The latest developments in Greece do not appear to be positive. Last week, the Greek government seized “excess cash” from municipal government to replenish the central bank coffers so that Athens would be able to pay pensions, salaries, and the IMF. The inexperienced Finance Minister called the measures “temporary”.
The move was widely regarded as ‘soft’ capital controls. Capital controls mean citizens effectively lose control of their own money and have it seized or rendered useless by the government. The introduction of such controls are a bad sign for the economic health of the country and indicate the situation is deteriorating.
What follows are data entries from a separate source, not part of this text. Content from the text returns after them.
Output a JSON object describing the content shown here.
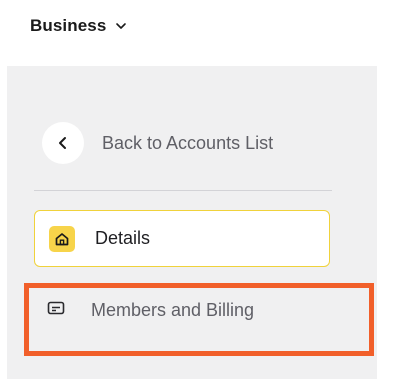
{
  "header": {
    "workspace_label": "Business"
  },
  "sidebar": {
    "back_label": "Back to Accounts List",
    "items": [
      {
        "label": "Details",
        "icon": "home-icon",
        "active": true
      },
      {
        "label": "Members and Billing",
        "icon": "card-icon",
        "active": false
      }
    ]
  },
  "colors": {
    "accent_yellow": "#f7d44a",
    "highlight_orange": "#f15f2a",
    "sidebar_bg": "#f0f0f1"
  }
}
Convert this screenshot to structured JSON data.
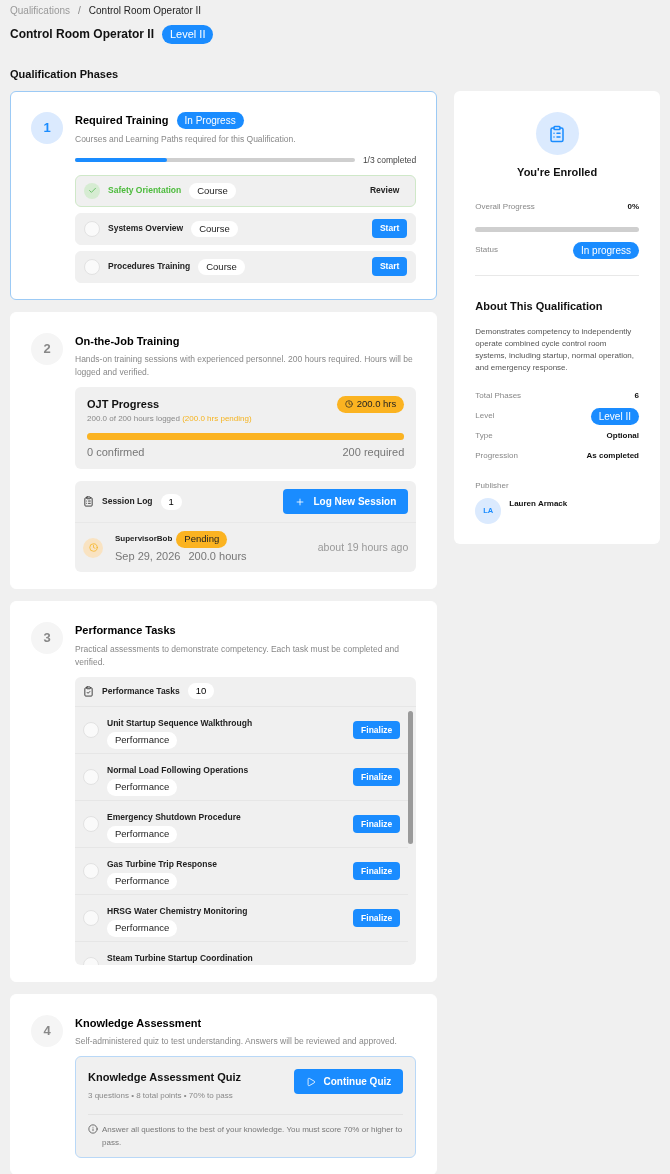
{
  "breadcrumb": [
    {
      "label": "Qualifications",
      "current": false
    },
    {
      "label": "Control Room Operator II",
      "current": true
    }
  ],
  "breadcrumb_separator": "/",
  "title": "Control Room Operator II",
  "level_badge": "Level II",
  "section_title": "Qualification Phases",
  "phases": [
    {
      "kind": "courses",
      "number": "1",
      "title": "Required Training",
      "status": "In Progress",
      "active": true,
      "description": "Courses and Learning Paths required for this Qualification.",
      "progress": {
        "level": 0.33,
        "label": "1/3 completed"
      },
      "items": [
        {
          "name": "Safety Orientation",
          "type": "Course",
          "completed": true,
          "action": "Review"
        },
        {
          "name": "Systems Overview",
          "type": "Course",
          "completed": false,
          "action": "Start"
        },
        {
          "name": "Procedures Training",
          "type": "Course",
          "completed": false,
          "action": "Start"
        }
      ]
    },
    {
      "kind": "ojt",
      "number": "2",
      "title": "On-the-Job Training",
      "active": false,
      "description": "Hands-on training sessions with experienced personnel. 200 hours required. Hours will be logged and verified.",
      "ojt": {
        "title": "OJT Progress",
        "logged": "200.0 of 200 hours logged",
        "pending": "(200.0 hrs pending)",
        "hours_badge": "200.0 hrs",
        "level": 1,
        "confirmed": "0 confirmed",
        "required": "200 required"
      },
      "log": {
        "title": "Session Log",
        "count": "1",
        "button": "Log New Session",
        "sessions": [
          {
            "supervisor": "SupervisorBob",
            "status": "Pending",
            "date": "Sep 29, 2026",
            "hours": "200.0 hours",
            "ago": "about 19 hours ago"
          }
        ]
      }
    },
    {
      "kind": "tasks",
      "number": "3",
      "title": "Performance Tasks",
      "active": false,
      "description": "Practical assessments to demonstrate competency. Each task must be completed and verified.",
      "list_title": "Performance Tasks",
      "count": "10",
      "tasks": [
        {
          "name": "Unit Startup Sequence Walkthrough",
          "type": "Performance",
          "action": "Finalize"
        },
        {
          "name": "Normal Load Following Operations",
          "type": "Performance",
          "action": "Finalize"
        },
        {
          "name": "Emergency Shutdown Procedure",
          "type": "Performance",
          "action": "Finalize"
        },
        {
          "name": "Gas Turbine Trip Response",
          "type": "Performance",
          "action": "Finalize"
        },
        {
          "name": "HRSG Water Chemistry Monitoring",
          "type": "Performance",
          "action": "Finalize"
        },
        {
          "name": "Steam Turbine Startup Coordination"
        }
      ]
    },
    {
      "kind": "quiz",
      "number": "4",
      "title": "Knowledge Assessment",
      "active": false,
      "description": "Self-administered quiz to test understanding. Answers will be reviewed and approved.",
      "quiz": {
        "title": "Knowledge Assessment Quiz",
        "meta": "3 questions • 8 total points • 70% to pass",
        "button": "Continue Quiz",
        "note": "Answer all questions to the best of your knowledge. You must score 70% or higher to pass."
      }
    }
  ],
  "sidebar": {
    "enrolled": "You're Enrolled",
    "progress": {
      "label": "Overall Progress",
      "value": "0%",
      "level": 0
    },
    "status_label": "Status",
    "status": "In progress",
    "about_title": "About This Qualification",
    "about": "Demonstrates competency to independently operate combined cycle control room systems, including startup, normal operation, and emergency response.",
    "details": [
      {
        "label": "Total Phases",
        "value": "6",
        "kind": "text"
      },
      {
        "label": "Level",
        "value": "Level II",
        "kind": "badge"
      },
      {
        "label": "Type",
        "value": "Optional",
        "kind": "text"
      },
      {
        "label": "Progression",
        "value": "As completed",
        "kind": "text"
      }
    ],
    "publisher_label": "Publisher",
    "publisher": {
      "initials": "LA",
      "name": "Lauren Armack"
    }
  }
}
Over the weekend the first evidence that the “hard” variety of capital controls may have arrived. News organization Kathimerini reports that Greek debtors are having their deposits seized in lieu of payment.
“As the country’s finances reach a critical point, tax authorities have started seizing the deposits of small debtors” the paper reported.
It’s impossible to determine the scope of the actions but they seem widespread as cases of debtors targeted included a citizen with a debt of just 200 euros.
The bank account of the man was frozen and then reopened once it was established that he had paid his dues. In multiple cases, including that of a citizen with a debt of 24,000 euros, bailiffs are said to have even used threats to secure repayment. The initiatives come as efforts to crack down on rich Greeks with tax debts are making slow progress.
The trajectory from here appears reminiscent of cyprus, Citi Bank saying capital controls will likely be a part of whatever “resolution” happens in the Greek situation.
Such controls can be implemented instantly and would almost certainly accompany any run on a Greek bank or rioting, a Greek tradition.
In short, the situation is just a hair from a financial catastrophe at present.